Two lovers and their bear come home to Iqaluit

“I felt at home, like I was around the people I would’ve been friends with growing up”

By THOMAS ROHNER

Iqaluit spectators pack the Astro Theatre's two theatres to see Two Lovers and a Bear, Kim Nguyen's feature film shot in Iqaluit in 2015. (PHOTO BY THOMAS ROHNER)


Iqaluit spectators pack the Astro Theatre’s two theatres to see Two Lovers and a Bear, Kim Nguyen’s feature film shot in Iqaluit in 2015. (PHOTO BY THOMAS ROHNER)

If you have ever lived in Iqaluit, you might want to want to catch Kim Nguyen’s latest feature film, Two Lovers and a Bear.

Like the audience that packed both theatres at the Astro Theatre in Iqaluit Oct. 28 for the film’s Nunavut première, you’ll likely get a kick out of seeing people and places you recognize.

One of the magic-realism film’s major backdrops is Nunavut’s capital, where Nguyen spent six weeks filming in 2015.

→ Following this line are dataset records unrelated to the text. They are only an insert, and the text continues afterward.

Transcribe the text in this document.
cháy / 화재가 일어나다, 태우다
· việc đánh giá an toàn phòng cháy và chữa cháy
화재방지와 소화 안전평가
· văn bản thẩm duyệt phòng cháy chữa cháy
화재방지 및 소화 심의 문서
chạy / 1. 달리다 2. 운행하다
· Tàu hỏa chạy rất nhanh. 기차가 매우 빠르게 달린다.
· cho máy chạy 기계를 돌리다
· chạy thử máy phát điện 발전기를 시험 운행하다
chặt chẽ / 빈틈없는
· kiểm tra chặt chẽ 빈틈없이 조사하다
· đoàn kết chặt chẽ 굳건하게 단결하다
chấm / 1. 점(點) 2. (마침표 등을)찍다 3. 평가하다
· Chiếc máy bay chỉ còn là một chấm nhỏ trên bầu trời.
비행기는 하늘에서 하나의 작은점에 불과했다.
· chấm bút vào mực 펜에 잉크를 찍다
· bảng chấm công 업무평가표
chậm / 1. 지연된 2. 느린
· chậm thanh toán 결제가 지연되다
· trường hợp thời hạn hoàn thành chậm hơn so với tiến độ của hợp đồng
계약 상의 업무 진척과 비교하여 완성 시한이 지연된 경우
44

And if you haven’t lived in Iqaluit, the film’s Canadian-born and Emmy Award-winning star Tatiana Maslany offered all sorts of reasons to visit the place and see the film.

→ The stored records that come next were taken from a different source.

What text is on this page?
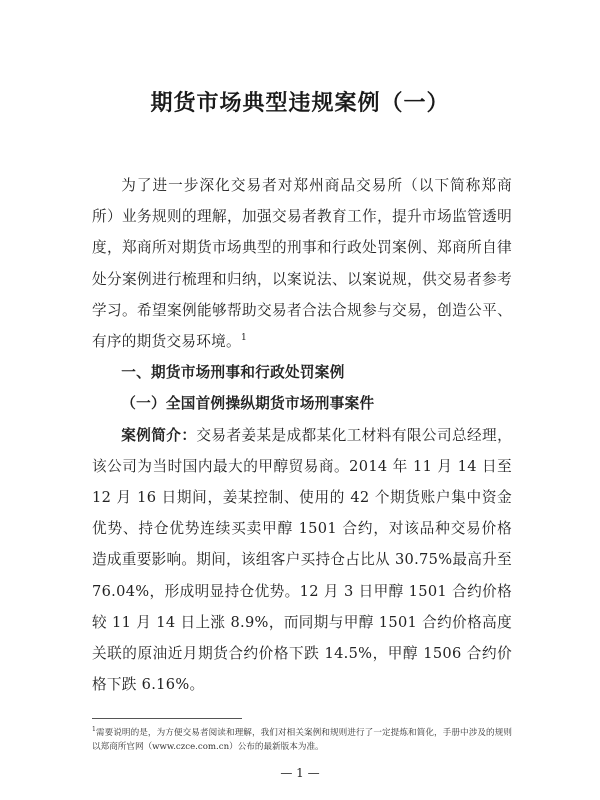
期货市场典型违规案例（一）

为了进一步深化交易者对郑州商品交易所（以下简称郑商所）业务规则的理解，加强交易者教育工作，提升市场监管透明度，郑商所对期货市场典型的刑事和行政处罚案例、郑商所自律处分案例进行梳理和归纳，以案说法、以案说规，供交易者参考学习。希望案例能够帮助交易者合法合规参与交易，创造公平、有序的期货交易环境。$^1$

一、期货市场刑事和行政处罚案例

（一）全国首例操纵期货市场刑事案件

案例简介：交易者姜某是成都某化工材料有限公司总经理，该公司为当时国内最大的甲醇贸易商。2014 年 11 月 14 日至 12 月 16 日期间，姜某控制、使用的 42 个期货账户集中资金优势、持仓优势连续买卖甲醇 1501 合约，对该品种交易价格造成重要影响。期间，该组客户买持仓占比从 30.75%最高升至 76.04%，形成明显持仓优势。12 月 3 日甲醇 1501 合约价格较 11 月 14 日上涨 8.9%，而同期与甲醇 1501 合约价格高度关联的原油近月期货合约价格下跌 14.5%，甲醇 1506 合约价格下跌 6.16%。

$^1$需要说明的是，为方便交易者阅读和理解，我们对相关案例和规则进行了一定提炼和简化，手册中涉及的规则以郑商所官网（www.czce.com.cn）公布的最新版本为准。
— 1 —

“It’s one of those places you never get used to how beautiful it is. When you land, one side of the plane is the most gorgeous sunset, and on the other side is a white out,” Maslany told Nunatsiaq News from the premiere’s reception Oct. 28 at the Hotel Arctic.

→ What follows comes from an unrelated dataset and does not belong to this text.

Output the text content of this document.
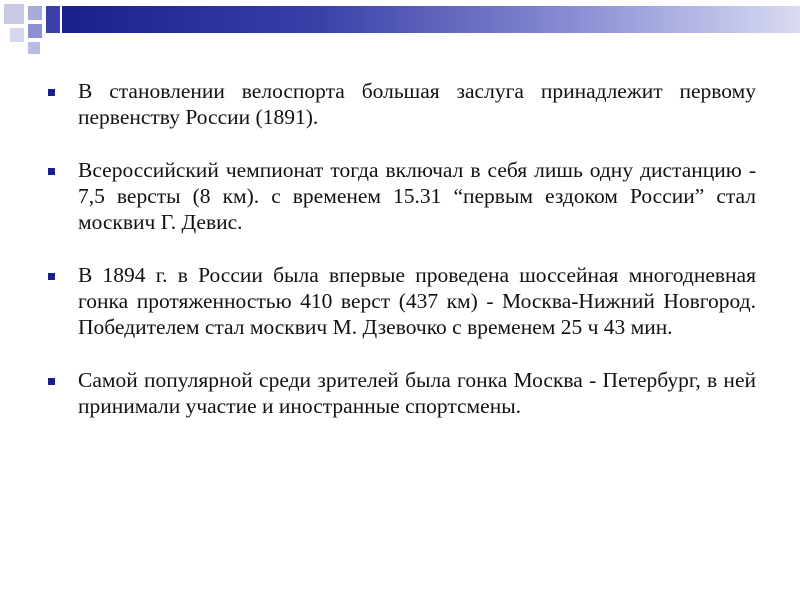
В становлении велоспорта большая заслуга принадлежит первому первенству России (1891).
Всероссийский чемпионат тогда включал в себя лишь одну дистанцию - 7,5 версты (8 км). с временем 15.31 “первым ездоком России” стал москвич Г. Девис.
В 1894 г. в России была впервые проведена шоссейная многодневная гонка протяженностью 410 верст (437 км) - Москва-Нижний Новгород. Победителем стал москвич М. Дзевочко с временем 25 ч 43 мин.
Самой популярной среди зрителей была гонка Москва - Петербург, в ней принимали участие и иностранные спортсмены.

Two Lovers and a Bear, which had its world première at the Cannes Film Festival in May, is a story about two lovers haunted by their own troubled pasts.

The couple, desperate to escape their nameless northern community, are helped from time to time by a talking polar bear who offers insights and enjoys whisky.

Before the film screened at the Astro Theatre, Maslany tried to say a few words to the audience but was cut short when emotions got the better of her.

“I’ve been crying since I landed basically,” she explained at the reception.

“It was such an amazing experience to be here for those six weeks that we shot. It’s a part of Canada I didn’t know.”

But it’s a part that Maslany said she quickly connected with deeply because the place and people reminded her of her hometown, Regina.

“Something about my experience in Regina, there was an echo of it here. I felt at home, like I was around the people I would’ve been friends with growing up. I loved the community and the people I met.”

The film, even though it’s set in a fictional, nameless Arctic town, does not shy away from some of the most serious troubles that plague Iqaluit and Nunavut.

For example, Maslany’s character, Lucy, is chased by the ghost of her father, who sexually abused her as a child.

“I don’t think the film is seeking to tell the story of what it’s like to live [in Iqaluit]. The place is more of a setting that allows for themes of love and the deep need for connection, the past being ever present—things that we can’t just run away from,” Maslany said.

Although the two main characters are not Inuit, Maslany said there’s significance in using Iqaluit as the backdrop to the film.

“Even just the exposure of what it looks like up here. It’s not this mythical place, but there are people up here who party, go to the Legion, have a great time, watch A Tribe Called Red—it’s got a lot of similarities to what it’s like in the South.”

But the audience at the Iqaluit screening picked up on details and humour that audiences at the film’s other screenings simply missed, Maslany said.

“When we screened at Cannes, people were going, ‘Oh, what an interesting thing, I didn’t know that.’ Whereas here, you’ve lived it, you know these things. This was my favourite screening,” she said.